The United States and the International Atomic Energy Agency (IAEA) say between five and eight kg of nuclear material is needed to make a bomb, a threshold environmentalists describe as dangerously out of date.

Asked whether one kg would be enough to manufacture a nuclear device, an IAEA spokesman said: "Yes, theoretically, if you were extremely experienced and wanted only a small bang, and had sophisticated technology. But that amount is very small indeed," he said.

Fears that a non-nuclear country could acquire bombs-grade radioactive material have rocketed following the seizure of two batches of deadly plutonium-239 in Germany. Bonn says they came from Russia.

The Natural Resources Defence Council said the IAEA and other nuclear authorities were overestimating the amount of plutonium needed to make a bomb.

"From a technical standpoint, I guess there are people in the United States in weapons laboratories, who, if they were told they had to make some form of weapon with far less (nuclear material), could produce it," the IAEA spokesman said. "But that's a different kettle of fish from suggesting that a country or a group with an ambition to have a first nuclear weapon could do so with such a small quantity," he added. "It's not something you can do in a basement laboratory."

He said attempts by Iraqi President Saddam Hussein to build nuclear weapons were a good example of how difficult it was for a state without top nuclear know-how to produce a deliverable bomb.

Saddam had resources and cash to pour into a nuclear programme, but even after 10 years failed gather all three crucial elements needed for a bomb -- enough fissile material, a delivery system and detonation technology.

In its report, the Natural Resources Defence Council said a one-kiloton bomb, powerful enough to cause severe blast damage over a 40-block urban area and kill thousands with fire and radiation, could be made with as little as one kg of plutonium.

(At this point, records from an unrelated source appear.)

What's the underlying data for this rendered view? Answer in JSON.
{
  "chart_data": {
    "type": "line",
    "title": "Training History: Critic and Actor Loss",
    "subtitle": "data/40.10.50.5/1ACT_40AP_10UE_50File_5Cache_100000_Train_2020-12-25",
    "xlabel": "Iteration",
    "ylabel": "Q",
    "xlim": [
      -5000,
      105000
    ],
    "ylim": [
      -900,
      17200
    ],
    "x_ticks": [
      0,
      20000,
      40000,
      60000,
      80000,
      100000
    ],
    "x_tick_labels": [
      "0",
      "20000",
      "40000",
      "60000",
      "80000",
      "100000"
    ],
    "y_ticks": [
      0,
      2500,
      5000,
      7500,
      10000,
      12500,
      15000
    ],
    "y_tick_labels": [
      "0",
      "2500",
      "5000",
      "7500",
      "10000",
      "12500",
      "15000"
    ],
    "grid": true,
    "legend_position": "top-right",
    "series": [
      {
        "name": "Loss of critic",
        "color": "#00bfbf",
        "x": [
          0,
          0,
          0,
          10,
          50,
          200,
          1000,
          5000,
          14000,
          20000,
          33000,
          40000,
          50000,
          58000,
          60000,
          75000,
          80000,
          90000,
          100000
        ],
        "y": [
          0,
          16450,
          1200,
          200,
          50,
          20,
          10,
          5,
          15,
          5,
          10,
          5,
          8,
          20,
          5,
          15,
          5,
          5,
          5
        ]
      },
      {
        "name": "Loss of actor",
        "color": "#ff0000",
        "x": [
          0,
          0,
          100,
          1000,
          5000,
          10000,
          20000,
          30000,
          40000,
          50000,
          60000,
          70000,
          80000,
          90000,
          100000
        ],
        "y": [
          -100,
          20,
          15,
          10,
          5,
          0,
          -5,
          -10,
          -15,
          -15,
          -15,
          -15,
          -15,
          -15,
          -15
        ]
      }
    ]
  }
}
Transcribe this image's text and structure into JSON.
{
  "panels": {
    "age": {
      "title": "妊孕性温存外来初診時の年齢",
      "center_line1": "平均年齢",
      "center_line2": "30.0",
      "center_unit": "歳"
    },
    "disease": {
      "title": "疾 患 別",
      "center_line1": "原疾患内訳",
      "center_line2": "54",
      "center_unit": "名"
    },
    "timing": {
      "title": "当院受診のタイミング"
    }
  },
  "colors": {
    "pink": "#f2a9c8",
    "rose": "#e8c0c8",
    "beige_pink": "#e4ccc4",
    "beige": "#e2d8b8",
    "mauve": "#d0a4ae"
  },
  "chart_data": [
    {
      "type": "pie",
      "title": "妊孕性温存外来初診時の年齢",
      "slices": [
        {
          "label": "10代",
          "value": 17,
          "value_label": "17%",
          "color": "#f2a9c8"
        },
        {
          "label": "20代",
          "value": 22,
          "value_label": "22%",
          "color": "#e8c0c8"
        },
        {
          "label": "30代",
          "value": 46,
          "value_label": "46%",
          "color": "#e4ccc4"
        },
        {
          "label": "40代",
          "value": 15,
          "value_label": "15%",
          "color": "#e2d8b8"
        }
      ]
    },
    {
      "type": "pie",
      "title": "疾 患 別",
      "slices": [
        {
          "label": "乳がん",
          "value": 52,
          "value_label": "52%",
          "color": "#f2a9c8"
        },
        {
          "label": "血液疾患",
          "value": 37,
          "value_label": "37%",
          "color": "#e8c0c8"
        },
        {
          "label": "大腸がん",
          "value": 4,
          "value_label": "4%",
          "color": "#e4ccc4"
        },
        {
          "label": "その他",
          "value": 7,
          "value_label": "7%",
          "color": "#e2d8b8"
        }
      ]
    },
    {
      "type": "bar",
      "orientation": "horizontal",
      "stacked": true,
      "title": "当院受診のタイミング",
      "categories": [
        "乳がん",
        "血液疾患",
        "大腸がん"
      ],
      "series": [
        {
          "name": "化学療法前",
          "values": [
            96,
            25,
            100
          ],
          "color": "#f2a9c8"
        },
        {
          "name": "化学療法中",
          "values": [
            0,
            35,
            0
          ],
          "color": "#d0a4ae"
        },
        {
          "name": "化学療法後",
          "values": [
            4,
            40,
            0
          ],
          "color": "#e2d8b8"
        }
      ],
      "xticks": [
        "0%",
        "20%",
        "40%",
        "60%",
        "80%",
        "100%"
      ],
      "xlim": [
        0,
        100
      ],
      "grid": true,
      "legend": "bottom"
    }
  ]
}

Christopher Paine, co-author of the report, said experts had known for 40 years that a bomb could be made with little material, and official thresholds were too high. "The criteria now in use are out of date, technically erroneous and clearly dangerous in light of the recent seizures of stolen Russian nuclear materials for sale on the black market," the report said.

But the IAEA spokesman said less developed states without a huge technical backup were estimated to need at least eight kg of plutonium or 25 kg of enriched uranium. "Non-proliferation efforts and the whole question of trying to head off anybody with nuclear ambitions from getting a quantity of material are predicated on the fact that these people don't have 30 years of nuclear experience under their belt," he said.

That is why Vienna-based IAEA inspectors set the benchmark at eight kg. Only the 120 governments which belong to the U.N. nuclear agency could change the limit, he added. The IAEA is mandated to inspect civil nuclear production but lacks powers to oversee military production in the five declared nuclear states -- the United States, Russia, China, Britain and France.

Monitoring gram amounts of nuclear material would be very expensive in terms of manpower and would involve inspections more intrusive than some countries would put up with, the IAEA spokesman said.